The Inside Edge
If you are thinking about doing some major renovations in your home that require a sledgehammer and a party wall, then it might be wise to know a little bit about the Party Wall Act and the legislation that determines what you can and can’t do within your home.
The Party Wall Act 1996 actually came into force in 1997 and comes into effect if somebody is planning on completing works on a relevant structure. The term ‘party wall’ doesn’t always mean the wall between two semi-detached properties. It covers the following instances:
A wall forming part of only one building but which is on the boundary line between two (or more) properties.
A wall which is common to two (or more) properties, this includes where someone built a wall and a neighbour subsequent built something butting up to it.
A garden wall, where the wall is astride the boundary line (or butts up against it) and is used to separate the properties but is not part of any building.
Floors and ceilings of flats etc.
Excavation near to a neighbouring property.
As with any DIY or major projects that might affect your neighbours, the polite thing to do is to let them know what you plan to do in the hope of reaching a friendly and amicable agreement. Resorting to mentioning or enforcing the law should be the last thing on your mind in the early stages of planning. Even if the work requires a notice to be served, it’s always best to informally discuss what you intend to do and to consider any comments or reservations your neighbours might have. Friendly discussions at this stage might cause you to rethink your plans and amend them before serving a notice.
What party wall works don’t need permission?
There are many minor works that can be carried out to party walls without any notice being served or permission being granted. Typically, this type of work includes:
Putting up shelves and wall units
Electrical rewiring works
What party wall works do need permission?
The Party Wall Act was enforced to ensure that all work that might have an effect on the structural support and strength of a party wall or that might cause damage to a neighbouring property, be notified. A good rule of thumb if you are not sure what effect works might have is to seek advice from your local Building Control Office or a professional architect or surveyor.
You must serve a notice if you plan to carry out any of the following works:
To demolish and/or rebuild a party wall
To increase the height or thickness of a party wall
Insertion of a damp proof coarse (either chemical injection or a physical dpc)

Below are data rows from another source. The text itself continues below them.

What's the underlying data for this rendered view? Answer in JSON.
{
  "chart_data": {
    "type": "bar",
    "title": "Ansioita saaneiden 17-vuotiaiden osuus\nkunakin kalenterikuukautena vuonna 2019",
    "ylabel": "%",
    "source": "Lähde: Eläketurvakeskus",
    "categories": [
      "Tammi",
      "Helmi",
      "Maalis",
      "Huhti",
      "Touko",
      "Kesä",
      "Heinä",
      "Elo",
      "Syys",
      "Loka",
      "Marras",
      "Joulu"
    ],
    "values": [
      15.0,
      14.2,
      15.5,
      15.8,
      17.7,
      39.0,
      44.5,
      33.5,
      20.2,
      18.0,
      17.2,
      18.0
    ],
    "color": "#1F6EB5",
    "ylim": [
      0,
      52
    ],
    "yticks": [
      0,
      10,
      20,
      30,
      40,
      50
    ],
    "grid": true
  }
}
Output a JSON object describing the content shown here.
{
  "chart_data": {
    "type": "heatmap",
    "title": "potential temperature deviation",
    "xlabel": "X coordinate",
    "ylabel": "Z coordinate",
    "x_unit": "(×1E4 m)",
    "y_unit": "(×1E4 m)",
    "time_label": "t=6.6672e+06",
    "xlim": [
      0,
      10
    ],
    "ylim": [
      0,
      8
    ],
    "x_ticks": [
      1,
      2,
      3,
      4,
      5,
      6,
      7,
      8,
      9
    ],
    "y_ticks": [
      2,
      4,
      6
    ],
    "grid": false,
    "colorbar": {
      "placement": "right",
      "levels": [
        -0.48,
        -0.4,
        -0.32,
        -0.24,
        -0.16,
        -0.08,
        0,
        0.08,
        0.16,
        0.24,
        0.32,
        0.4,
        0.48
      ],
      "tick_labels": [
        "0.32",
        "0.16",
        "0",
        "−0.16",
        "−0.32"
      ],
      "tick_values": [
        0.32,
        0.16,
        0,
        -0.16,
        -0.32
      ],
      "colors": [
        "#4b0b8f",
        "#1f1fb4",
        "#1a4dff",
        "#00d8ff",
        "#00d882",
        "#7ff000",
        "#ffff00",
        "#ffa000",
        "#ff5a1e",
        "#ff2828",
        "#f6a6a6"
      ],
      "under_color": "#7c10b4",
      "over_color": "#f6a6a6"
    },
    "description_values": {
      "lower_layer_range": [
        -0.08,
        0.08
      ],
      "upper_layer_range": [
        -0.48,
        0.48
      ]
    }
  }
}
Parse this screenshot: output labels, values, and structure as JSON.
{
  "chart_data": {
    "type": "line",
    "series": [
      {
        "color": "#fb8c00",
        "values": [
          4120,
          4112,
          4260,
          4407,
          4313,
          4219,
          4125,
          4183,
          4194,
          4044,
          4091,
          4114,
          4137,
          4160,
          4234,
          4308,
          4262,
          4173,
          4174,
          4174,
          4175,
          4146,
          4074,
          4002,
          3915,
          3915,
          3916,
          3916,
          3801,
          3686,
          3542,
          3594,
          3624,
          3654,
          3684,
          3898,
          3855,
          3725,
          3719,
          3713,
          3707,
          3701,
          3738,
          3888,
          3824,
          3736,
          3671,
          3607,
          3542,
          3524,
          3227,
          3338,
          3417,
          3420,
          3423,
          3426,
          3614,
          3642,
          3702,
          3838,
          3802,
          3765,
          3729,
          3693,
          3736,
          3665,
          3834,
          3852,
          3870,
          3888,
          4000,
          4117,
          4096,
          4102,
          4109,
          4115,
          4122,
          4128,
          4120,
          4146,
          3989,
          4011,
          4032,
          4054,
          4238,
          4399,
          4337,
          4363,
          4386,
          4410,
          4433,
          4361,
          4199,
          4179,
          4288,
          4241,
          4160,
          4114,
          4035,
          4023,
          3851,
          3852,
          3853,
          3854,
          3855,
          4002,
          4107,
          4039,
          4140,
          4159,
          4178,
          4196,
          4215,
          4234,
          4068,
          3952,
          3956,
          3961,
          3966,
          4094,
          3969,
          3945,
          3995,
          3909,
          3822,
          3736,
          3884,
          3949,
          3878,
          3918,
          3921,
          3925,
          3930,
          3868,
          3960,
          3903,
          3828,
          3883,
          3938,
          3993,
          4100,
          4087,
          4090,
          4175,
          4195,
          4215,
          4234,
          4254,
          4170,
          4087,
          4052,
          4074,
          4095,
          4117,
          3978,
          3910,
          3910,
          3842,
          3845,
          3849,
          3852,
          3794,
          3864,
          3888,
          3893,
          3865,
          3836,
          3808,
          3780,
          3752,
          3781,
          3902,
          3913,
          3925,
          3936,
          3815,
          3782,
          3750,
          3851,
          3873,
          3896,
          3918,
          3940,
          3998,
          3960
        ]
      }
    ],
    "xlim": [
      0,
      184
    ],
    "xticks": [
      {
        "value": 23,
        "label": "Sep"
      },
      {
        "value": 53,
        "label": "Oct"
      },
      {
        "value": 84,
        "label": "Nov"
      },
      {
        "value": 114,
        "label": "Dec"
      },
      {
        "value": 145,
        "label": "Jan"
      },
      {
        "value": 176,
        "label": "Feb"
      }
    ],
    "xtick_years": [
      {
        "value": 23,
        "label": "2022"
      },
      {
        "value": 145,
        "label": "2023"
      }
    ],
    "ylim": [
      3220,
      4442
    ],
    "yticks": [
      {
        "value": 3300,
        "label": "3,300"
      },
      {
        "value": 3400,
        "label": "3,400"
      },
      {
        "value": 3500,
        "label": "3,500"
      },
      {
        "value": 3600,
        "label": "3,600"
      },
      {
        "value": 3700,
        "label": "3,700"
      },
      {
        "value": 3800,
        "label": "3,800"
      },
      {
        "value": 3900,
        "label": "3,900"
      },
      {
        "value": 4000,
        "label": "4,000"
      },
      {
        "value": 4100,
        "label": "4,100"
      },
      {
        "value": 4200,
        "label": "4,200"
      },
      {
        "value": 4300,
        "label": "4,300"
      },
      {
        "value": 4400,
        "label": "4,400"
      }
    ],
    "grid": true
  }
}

Cutting into the party wall to take load bearing beams
Underpinning a party wall
Excavations within 3 metres of a neighbouring building where the excavation will go below the bottom of the foundations of the neighbouring building
Excavations within 6 metres of a neighbouring building where the excavation will go below a line drawn 45° downwards from the bottom of the foundations of the neighbouring building
Serving a Notice
Once you are sure that the work you intend to carry out falls under the Party Wall Act, it’s time to arrange a notice to be served. This must be issued to all affected neighbouring parties. The notice must include the following information:
The owners of the property undertaking the work
The address of the property
The names of all the owners of the adjoining property
A description of the proposed work, usually a single line giving a brief description
The proposed start date for the work
A clear statement that the notice is being served under The Party Wall etc Act 1996
The date the notice is being served
If the notice is for excavation work, then a drawing showing the position and depth of the excavation must be included
The process of serving a notice under the Party Wall Act is as follows:
The person intending to complete the works must serve a written notice on the neighbours or owners of the adjoining property no less than two month before the intended work is due to comments. All neighbouring parties must be informed. Each neighbouring party then has 14 days to respond in writing giving consent or showing dissent – if a party chooses to do nothing within 14 days then the notice will be automatically put into dispute. No work may commence until all neighbouring parties have agreed in writing.
So, if you’re planning on knocking down a party wall or arranging underpinning, you’ll need to consider the Party Wall Act and everything it contains. Being on side with your neighbours is going to help a great deal with the notice process and will hopefully help you to achieve project completion with no problems.